The Babraham Institute
Principal Investigator: Jonathan Clark
Research Team: Melanie Stammers
As discussed in the project summary for “Glucosepane Crosslinks and Undoing Age-Related Tissue Damage”, adventitious crosslinking of collagen (and elastin) contributes to the slow stiffening of our arteries and other tissues with age. Some of these crosslinks are the kind of chemistry that can happen spontaneously (like AGE crosslinking), but others are the unintended consequences of metabolic processes that modify collagen — either as “collateral damage,” or to help us get through short-term problems at the cost of contributing to the long-term burden of crosslinking damage that eventually compromises function. Amidst all of this, it’s not obvious that the sheer number of crosslinks of a given kind is a good measure of how high a priority it is for rejuvenation biotechnology: some crosslinks may have a disproportionate effect on tissue elasticity depending on where they occur in the protein strand, how tightly they bind, and how much they interfere with the body’s ability break down and renew the tissue.
Recognizing the importance of prioritizing our targets, SRF is funding a systematic study of this question in the tissues of “normally”-aging, nondiabetic mice at the Babraham Institute in Cambridge. The mice have been administered labeled building blocks for protein, which are then incorporated into extracellular matrix proteins, whose turnover can then be studied. The study has required the development and validation of new experimental methods and assays, which were published in a Royal Society of Chemistry journal in 2018.
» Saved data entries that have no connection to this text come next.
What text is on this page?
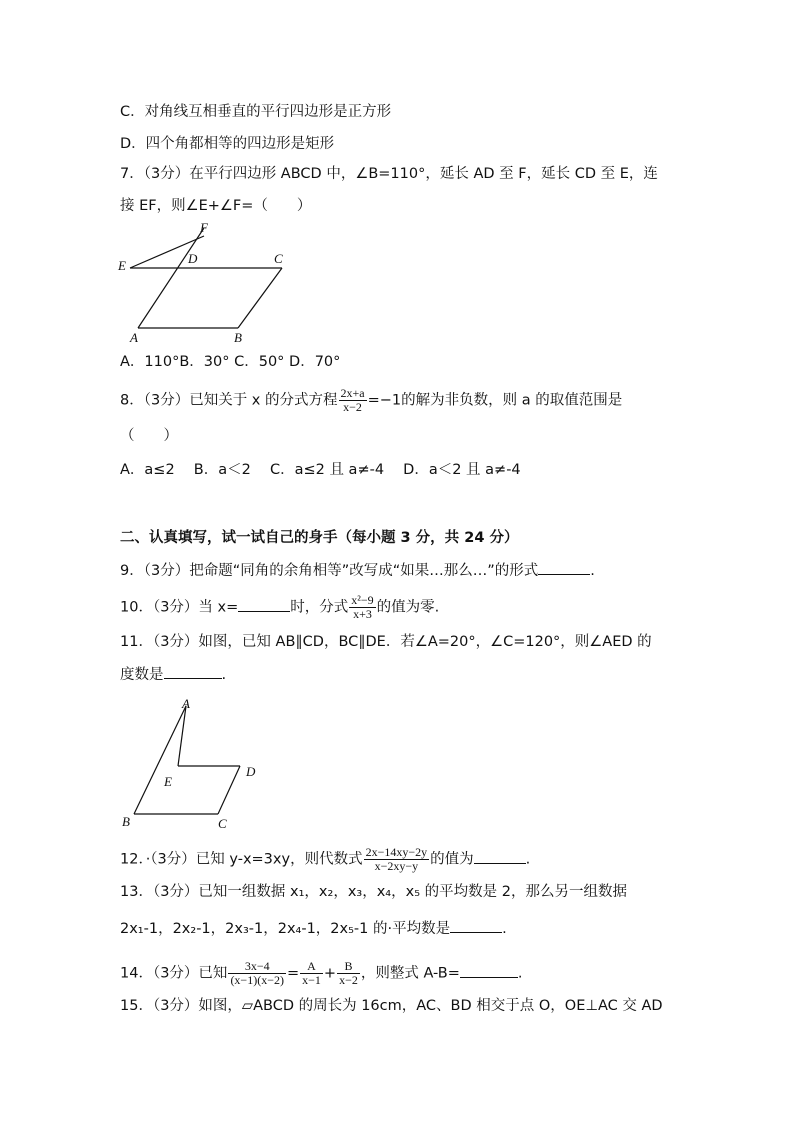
C．对角线互相垂直的平行四边形是正方形
D．四个角都相等的四边形是矩形
7．（3分）在平行四边形 ABCD 中，∠B=110°，延长 AD 至 F，延长 CD 至 E，连
接 EF，则∠E+∠F=（　　）
E
F
D	C
A	B
A．110°B．30° C．50° D．70°
8．（3分）已知关于 x 的分式方程 $\frac{2x+a}{x-2} =-1$的解为非负数，则 a 的取值范围是
（　　）
A．a≤2　 B．a＜2　 C．a≤2 且 a≠-4　 D．a＜2 且 a≠-4
二、认真填写，试一试自己的身手（每小题 3 分，共 24 分）
9．（3分）把命题“同角的余角相等”改写成“如果…那么…”的形式	.
10．（3分）当 x=	时，分式 $\frac{\text{x²−9}}{x+3}$ 的值为零.
11．（3分）如图，已知 AB∥CD，BC∥DE．若∠A=20°，∠C=120°，则∠AED 的
度数是	.
A
E
D
B	C
12．·（3分）已知 y-x=3xy，则代数式 $\frac{2x-14xy-2y}{x-2xy-y}$ 的值为	.
13．（3分）已知一组数据 x₁，x₂，x₃，x₄，x₅ 的平均数是 2，那么另一组数据
2x₁-1，2x₂-1，2x₃-1，2x₄-1，2x₅-1 的·平均数是	.
14．（3分）已知 $\frac{3x-4}{(x-1)(x-2)} = \frac{A}{x-1} + \frac{B}{x-2}$ ，则整式 A-B=	.
15．（3分）如图，▱ABCD 的周长为 16cm，AC、BD 相交于点 O，OE⊥AC 交 AD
An early and surprising finding is that crosslinks that one might think permanent in tissue are continuously being broken apart and re-forming under the stress and strain of normal activity: it is the balance between these reversible crosslinks and the truly irreversible ones that gives rise to many of the changing mechanical properties of aging collagen. They have also confirmed the expectation that the crosslink profile in each tissue is distinct from others (which is only partially explained by the tissue-specific mixture of elastin and collagen), and that both the mixture of proteins and the pattern of protein-specific crosslinks changes with age. Importantly, some of the crosslinks that have been reported by others to accumulate in aging tissues were not detected. They are also complementing chemical analysis of the tissues with functional tests of the effect of these crosslinks on tissue mechanical function. Drilling down into these issues will be critical to identifying the next targets as glucosepane crosslink-breakers enter into animal testing.